Permasalahan yang terjadi di dalam hidup kita adalah hasil dari
dramatisasi yang kita lakukan sendiri. Kita lebih banyak merasakan
penderitaan sebagai akibat dari buatan kita sendiri, kekhawatiran kita
sendiri, kepanikan kita sendiri.
Ternyata kesemua itulah yang membuat kita menjadi merasa tertekan dan
terbebani. Padahal, jika kita sikapi dengan kepala dingin, pikiran
jernih dan hati yang lapang, kita tidak akan merasa kerepotan menghadapi
segala kenyataan yang terjadi pada hidup kita.
Sebagai contoh misalnya, seseorang yang merasakan sakit pinggang.
Kemudian, dia memutuskan untuk memeriksakan diri ke dokter. Sebelum
berangkat, ia bercerita pada temannya tentang apa yang sedang
dirasakannya itu. Ia sampaikan segala kekhawatiran jika seandainya yang
ia derita adalah penyakit ginjal, maka ia akan menghadapi resiko
pengobatan dan perawatan yang tidak sederhana dan mahal. Bahkan, ia pun
menceritakan kegelisahannya seandainya ternyata ia harus mengalami gagal
ginjal dan menjalani cuci darah, dan seterusnya, dan sebagainya.

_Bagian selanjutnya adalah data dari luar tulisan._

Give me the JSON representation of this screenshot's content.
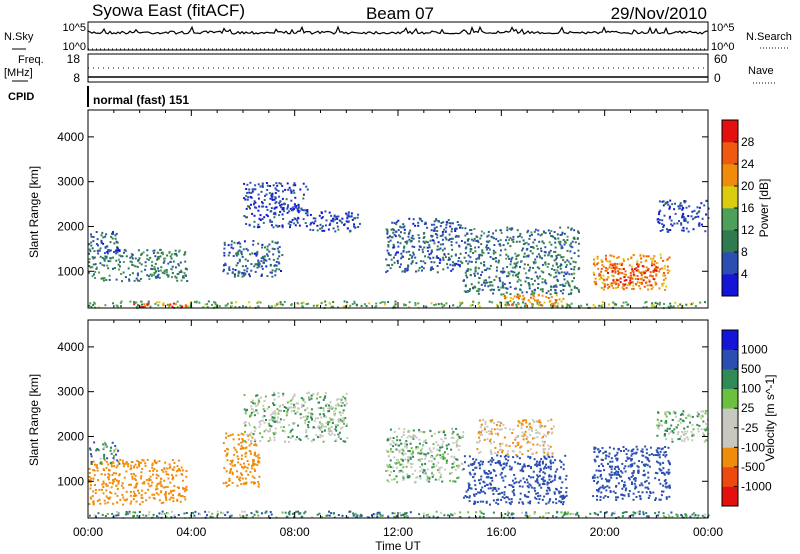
{
  "header": {
    "station": "Syowa East (fitACF)",
    "beam": "Beam 07",
    "date": "29/Nov/2010"
  },
  "top_panels": {
    "nsky_label": "N.Sky",
    "nsky_ticks": [
      "10^5",
      "10^0"
    ],
    "nsearch_label": "N.Search",
    "nsearch_ticks": [
      "10^5",
      "10^0"
    ],
    "freq_label_1": "Freq.",
    "freq_label_2": "[MHz]",
    "freq_ticks": [
      "18",
      "8"
    ],
    "nave_label": "Nave",
    "nave_ticks": [
      "60",
      "0"
    ],
    "cpid_label": "CPID",
    "cpid_value": "normal (fast) 151"
  },
  "x_axis": {
    "label": "Time UT",
    "ticks": [
      "00:00",
      "04:00",
      "08:00",
      "12:00",
      "16:00",
      "20:00",
      "00:00"
    ],
    "tick_hours": [
      0,
      4,
      8,
      12,
      16,
      20,
      24
    ]
  },
  "colors": {
    "power": [
      "#1515d8",
      "#2a4fb0",
      "#2f7a4f",
      "#4da05a",
      "#dccc10",
      "#f08c0c",
      "#f05a10",
      "#e41010"
    ],
    "velocity": [
      "#e41010",
      "#ee4a10",
      "#f08c0c",
      "#c8c8c0",
      "#c8c8c0",
      "#6cc040",
      "#2f8a55",
      "#2a4fb0",
      "#1515d8"
    ]
  },
  "chart_data": [
    {
      "type": "heatmap",
      "title": "",
      "xlabel": "Time UT",
      "ylabel": "Slant Range [km]",
      "xlim": [
        0,
        24
      ],
      "ylim": [
        180,
        4600
      ],
      "y_ticks": [
        1000,
        2000,
        3000,
        4000
      ],
      "y_tick_labels": [
        "1000",
        "2000",
        "3000",
        "4000"
      ],
      "colorbar_label": "Power [dB]",
      "colorbar_ticks": [
        "28",
        "24",
        "20",
        "16",
        "12",
        "8",
        "4"
      ],
      "colorbar_range": [
        0,
        32
      ],
      "regions": [
        {
          "t": [
            0.0,
            3.8
          ],
          "r": [
            800,
            1500
          ],
          "v": 10
        },
        {
          "t": [
            0.0,
            1.2
          ],
          "r": [
            1400,
            1900
          ],
          "v": 6
        },
        {
          "t": [
            0.0,
            24.0
          ],
          "r": [
            200,
            350
          ],
          "v": 14
        },
        {
          "t": [
            1.5,
            3.8
          ],
          "r": [
            200,
            300
          ],
          "v": 26
        },
        {
          "t": [
            5.2,
            7.5
          ],
          "r": [
            900,
            1700
          ],
          "v": 7
        },
        {
          "t": [
            6.0,
            8.5
          ],
          "r": [
            2000,
            3000
          ],
          "v": 5
        },
        {
          "t": [
            8.5,
            10.5
          ],
          "r": [
            1900,
            2400
          ],
          "v": 5
        },
        {
          "t": [
            11.5,
            14.5
          ],
          "r": [
            1000,
            2200
          ],
          "v": 7
        },
        {
          "t": [
            14.5,
            19.0
          ],
          "r": [
            500,
            2000
          ],
          "v": 9
        },
        {
          "t": [
            16.0,
            18.5
          ],
          "r": [
            250,
            500
          ],
          "v": 22
        },
        {
          "t": [
            19.5,
            22.5
          ],
          "r": [
            600,
            1400
          ],
          "v": 22
        },
        {
          "t": [
            20.0,
            22.0
          ],
          "r": [
            700,
            1200
          ],
          "v": 28
        },
        {
          "t": [
            22.0,
            24.0
          ],
          "r": [
            1900,
            2600
          ],
          "v": 5
        }
      ]
    },
    {
      "type": "heatmap",
      "title": "",
      "xlabel": "Time UT",
      "ylabel": "Slant Range [km]",
      "xlim": [
        0,
        24
      ],
      "ylim": [
        180,
        4600
      ],
      "y_ticks": [
        1000,
        2000,
        3000,
        4000
      ],
      "y_tick_labels": [
        "1000",
        "2000",
        "3000",
        "4000"
      ],
      "colorbar_label": "Velocity [m s^-1]",
      "colorbar_ticks": [
        "1000",
        "500",
        "100",
        "25",
        "-25",
        "-100",
        "-500",
        "-1000"
      ],
      "colorbar_values": [
        1000,
        500,
        100,
        25,
        -25,
        -100,
        -500,
        -1000
      ],
      "regions": [
        {
          "t": [
            0.0,
            3.8
          ],
          "r": [
            500,
            1500
          ],
          "v": -300
        },
        {
          "t": [
            0.0,
            1.2
          ],
          "r": [
            1400,
            1900
          ],
          "v": 50
        },
        {
          "t": [
            0.0,
            24.0
          ],
          "r": [
            200,
            350
          ],
          "v": 60
        },
        {
          "t": [
            5.2,
            6.6
          ],
          "r": [
            900,
            2100
          ],
          "v": -250
        },
        {
          "t": [
            6.0,
            10.0
          ],
          "r": [
            1900,
            3000
          ],
          "v": 0
        },
        {
          "t": [
            11.5,
            14.5
          ],
          "r": [
            1000,
            2200
          ],
          "v": 0
        },
        {
          "t": [
            14.5,
            18.5
          ],
          "r": [
            500,
            1600
          ],
          "v": 200
        },
        {
          "t": [
            15.0,
            18.0
          ],
          "r": [
            1600,
            2400
          ],
          "v": -80
        },
        {
          "t": [
            19.5,
            22.5
          ],
          "r": [
            600,
            1800
          ],
          "v": 250
        },
        {
          "t": [
            22.0,
            24.0
          ],
          "r": [
            1900,
            2600
          ],
          "v": 0
        }
      ]
    }
  ]
}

Semakin orang ini menceritakan ketakutan dan kekhawatirannya, maka
semakin terbebanilah ia, semakin streslah ia. Beban yang datang
disebabkan ketakutan-ketakutan yang ia hadirkan sendiri dari perkiraan
atau dugaannya sendiri. Padahal ia sama sekali belum menjalani
pemeriksaan kesehatan oleh dokter. Hal seperti inilah yang banyak
terjadi pada diri manusia, yang kemudian menimbulkan penderitaan jiwa di
dalam diri mereka sendiri.
Maka, kendalikanlah diri sebisa mungkin agar terhindar dari sikap
mendramatisir masalah yang sedang terjadi. Janganlah larut di dalam
jebakan-jebakan sikap yang mempersulit diri sendiri. Karena sikap-sikap
seperti itulah yang akan semakin memperbesar kesulitan dan penderitaan
di dalam diri.
Allah Swt. di dalam Al Quran,
لَا يُكَلِّفُ ٱللَّهُ نَفۡسًا إِلَّا وُسۡعَهَاۚ
“Allah tidak membebani seseorang melainkan sesuai dengan kadar kesanggupannya..” (QS. Al Baqarah [2] : 286).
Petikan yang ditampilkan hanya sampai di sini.